Rougemont ne l’estimait point. Il détestait son astuce, son ardeur au gain, son ivrognerie, son humeur chicanière, il la sentait incurablement individualiste, ennemie du partage et même de l’équité. Il la prêchait vaille que vaille.

En contribuant à détruire l’armée, elle ferait sa part de la brèche où passerait le communisme. Si elle n’était pas prête le jour où les villes raseraient la citadelle bourgeoise, on la plierait de force.

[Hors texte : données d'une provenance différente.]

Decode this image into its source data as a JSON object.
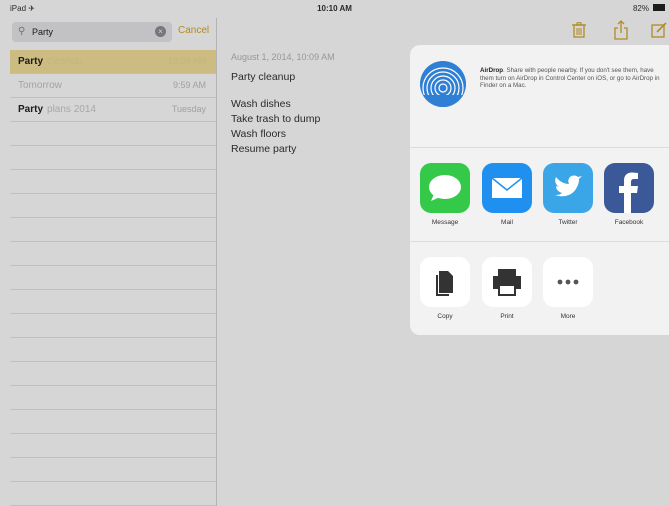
{
  "status_bar": {
    "carrier": "iPad ✈︎",
    "time": "10:10 AM",
    "battery": "82%"
  },
  "search": {
    "value": "Party",
    "cancel_label": "Cancel"
  },
  "notes_list": [
    {
      "title": "Party",
      "title_rest": "cleanup",
      "time": "10:09 AM",
      "selected": true
    },
    {
      "title": "Tomorrow",
      "title_rest": "",
      "time": "9:59 AM",
      "selected": false
    },
    {
      "title": "Party",
      "title_rest": "plans 2014",
      "time": "Tuesday",
      "selected": false
    }
  ],
  "note": {
    "date": "August 1, 2014, 10:09 AM",
    "heading": "Party cleanup",
    "lines": [
      "Wash dishes",
      "Take trash to dump",
      "Wash floors",
      "Resume party"
    ]
  },
  "share_sheet": {
    "airdrop_title": "AirDrop",
    "airdrop_text": ". Share with people nearby. If you don't see them, have them turn on AirDrop in Control Center on iOS, or go to AirDrop in Finder on a Mac.",
    "apps": [
      {
        "label": "Message",
        "icon": "message-icon",
        "color": "#35c94a"
      },
      {
        "label": "Mail",
        "icon": "mail-icon",
        "color": "#1f8ff0"
      },
      {
        "label": "Twitter",
        "icon": "twitter-icon",
        "color": "#3aa6e8"
      },
      {
        "label": "Facebook",
        "icon": "facebook-icon",
        "color": "#3b5998"
      }
    ],
    "actions": [
      {
        "label": "Copy",
        "icon": "copy-icon"
      },
      {
        "label": "Print",
        "icon": "print-icon"
      },
      {
        "label": "More",
        "icon": "more-icon"
      }
    ]
  },
  "colors": {
    "accent": "#d4a62a",
    "selected_row": "#f3e19a"
  }
}
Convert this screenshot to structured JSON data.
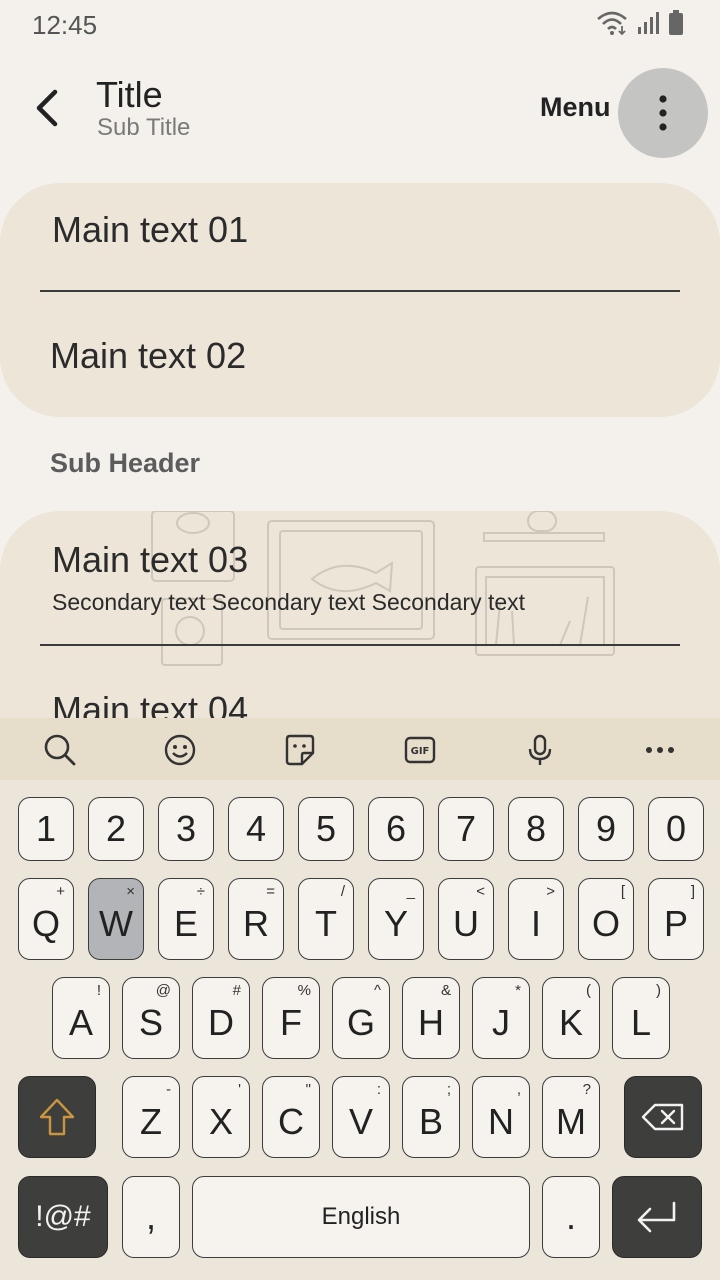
{
  "status_bar": {
    "time": "12:45"
  },
  "app_bar": {
    "title": "Title",
    "subtitle": "Sub Title",
    "menu_label": "Menu"
  },
  "list": {
    "group1": [
      {
        "main": "Main text 01"
      },
      {
        "main": "Main text 02"
      }
    ],
    "sub_header": "Sub Header",
    "group2": [
      {
        "main": "Main text 03",
        "secondary": "Secondary text Secondary text Secondary text"
      },
      {
        "main": "Main text 04"
      }
    ]
  },
  "keyboard": {
    "toolbar_icons": [
      "search-icon",
      "emoji-icon",
      "sticker-icon",
      "gif-icon",
      "microphone-icon",
      "more-icon"
    ],
    "number_row": [
      "1",
      "2",
      "3",
      "4",
      "5",
      "6",
      "7",
      "8",
      "9",
      "0"
    ],
    "row1": [
      {
        "key": "Q",
        "sym": "+"
      },
      {
        "key": "W",
        "sym": "×"
      },
      {
        "key": "E",
        "sym": "÷"
      },
      {
        "key": "R",
        "sym": "="
      },
      {
        "key": "T",
        "sym": "/"
      },
      {
        "key": "Y",
        "sym": "_"
      },
      {
        "key": "U",
        "sym": "<"
      },
      {
        "key": "I",
        "sym": ">"
      },
      {
        "key": "O",
        "sym": "["
      },
      {
        "key": "P",
        "sym": "]"
      }
    ],
    "row2": [
      {
        "key": "A",
        "sym": "!"
      },
      {
        "key": "S",
        "sym": "@"
      },
      {
        "key": "D",
        "sym": "#"
      },
      {
        "key": "F",
        "sym": "%"
      },
      {
        "key": "G",
        "sym": "^"
      },
      {
        "key": "H",
        "sym": "&"
      },
      {
        "key": "J",
        "sym": "*"
      },
      {
        "key": "K",
        "sym": "("
      },
      {
        "key": "L",
        "sym": ")"
      }
    ],
    "row3": [
      {
        "key": "Z",
        "sym": "-"
      },
      {
        "key": "X",
        "sym": "'"
      },
      {
        "key": "C",
        "sym": "\""
      },
      {
        "key": "V",
        "sym": ":"
      },
      {
        "key": "B",
        "sym": ";"
      },
      {
        "key": "N",
        "sym": ","
      },
      {
        "key": "M",
        "sym": "?"
      }
    ],
    "symbols_key": "!@#",
    "comma_key": ",",
    "space_label": "English",
    "period_key": ".",
    "pressed_key": "W"
  }
}
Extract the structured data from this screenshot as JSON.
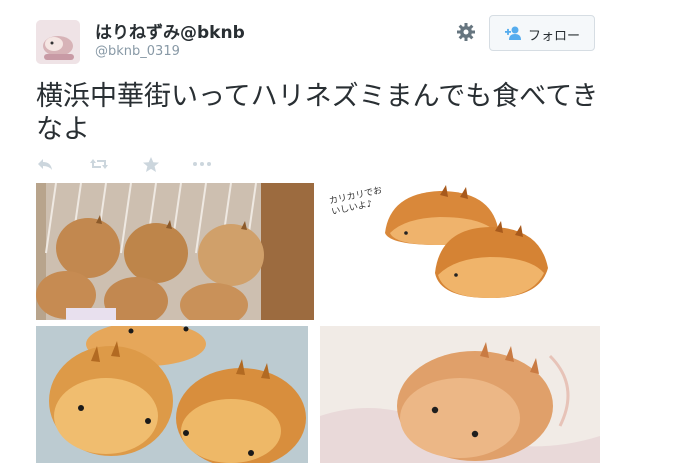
{
  "user": {
    "name": "はりねずみ@bknb",
    "handle": "@bknb_0319"
  },
  "follow_label": "フォロー",
  "tweet_text": "横浜中華街いってハリネズミまんでも食べてきなよ",
  "actions": [
    "reply-icon",
    "retweet-icon",
    "favorite-icon",
    "more-icon"
  ],
  "photos": [
    {
      "description_icon": "hedgehog-buns-in-steamer-icon"
    },
    {
      "caption": "カリカリでおいしいよ♪"
    },
    {
      "description_icon": "hedgehog-buns-pair-icon"
    },
    {
      "description_icon": "hedgehog-bun-closeup-icon"
    }
  ]
}
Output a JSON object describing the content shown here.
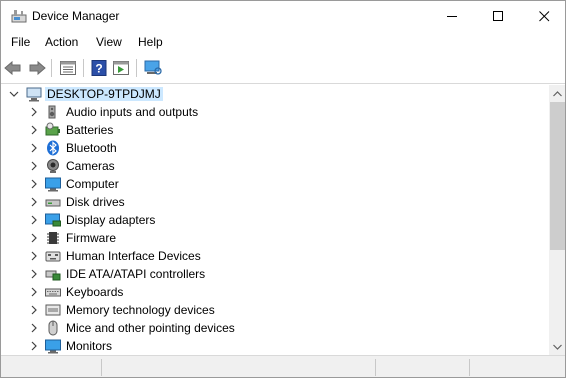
{
  "window": {
    "title": "Device Manager"
  },
  "menu": [
    "File",
    "Action",
    "View",
    "Help"
  ],
  "toolbar": {
    "buttons": [
      "back-arrow-icon",
      "forward-arrow-icon",
      "properties-icon",
      "help-icon",
      "run-icon",
      "scan-hardware-icon"
    ]
  },
  "tree": {
    "root": {
      "label": "DESKTOP-9TPDJMJ",
      "icon": "computer-icon"
    },
    "items": [
      {
        "label": "Audio inputs and outputs",
        "icon": "speaker-icon"
      },
      {
        "label": "Batteries",
        "icon": "battery-icon"
      },
      {
        "label": "Bluetooth",
        "icon": "bluetooth-icon"
      },
      {
        "label": "Cameras",
        "icon": "camera-icon"
      },
      {
        "label": "Computer",
        "icon": "monitor-icon"
      },
      {
        "label": "Disk drives",
        "icon": "disk-drive-icon"
      },
      {
        "label": "Display adapters",
        "icon": "display-adapter-icon"
      },
      {
        "label": "Firmware",
        "icon": "chip-icon"
      },
      {
        "label": "Human Interface Devices",
        "icon": "hid-icon"
      },
      {
        "label": "IDE ATA/ATAPI controllers",
        "icon": "ide-controller-icon"
      },
      {
        "label": "Keyboards",
        "icon": "keyboard-icon"
      },
      {
        "label": "Memory technology devices",
        "icon": "memory-icon"
      },
      {
        "label": "Mice and other pointing devices",
        "icon": "mouse-icon"
      },
      {
        "label": "Monitors",
        "icon": "monitor-icon"
      }
    ]
  },
  "colors": {
    "selection": "#cce8ff",
    "accent": "#0078d7"
  }
}
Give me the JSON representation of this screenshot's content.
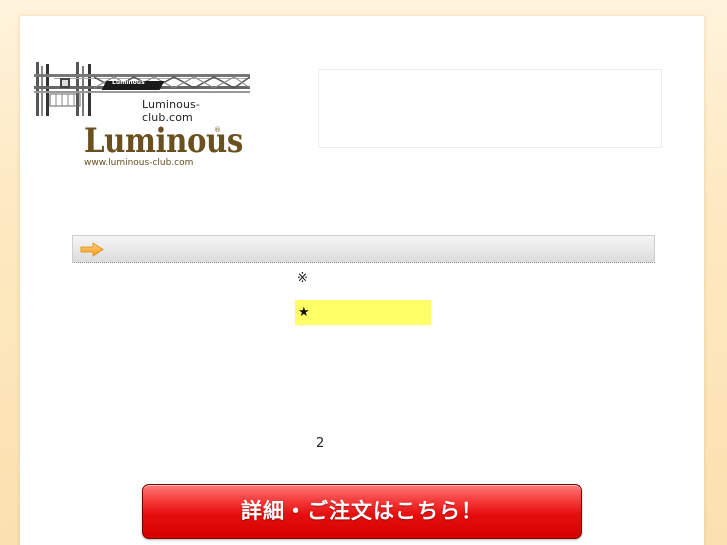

Ainsi qu’il faisait partout, François gagnait les âmes en se prêtant aux confidences. Il créait un noyau de disciples, auxquels il vantait leur propre intelligence et le rôle qu’ils allaient remplir. Il y eut d’abord le vieux Bourguel, renard à la langue bien huilée, qui exécrait d’autant plus le service militaire, qu’il avait dû marcher en 1870. Jamais il ne put comprendre pourquoi on le menait à travers des terres inconnues, mêlé à des troupeaux d’hommes ahuris.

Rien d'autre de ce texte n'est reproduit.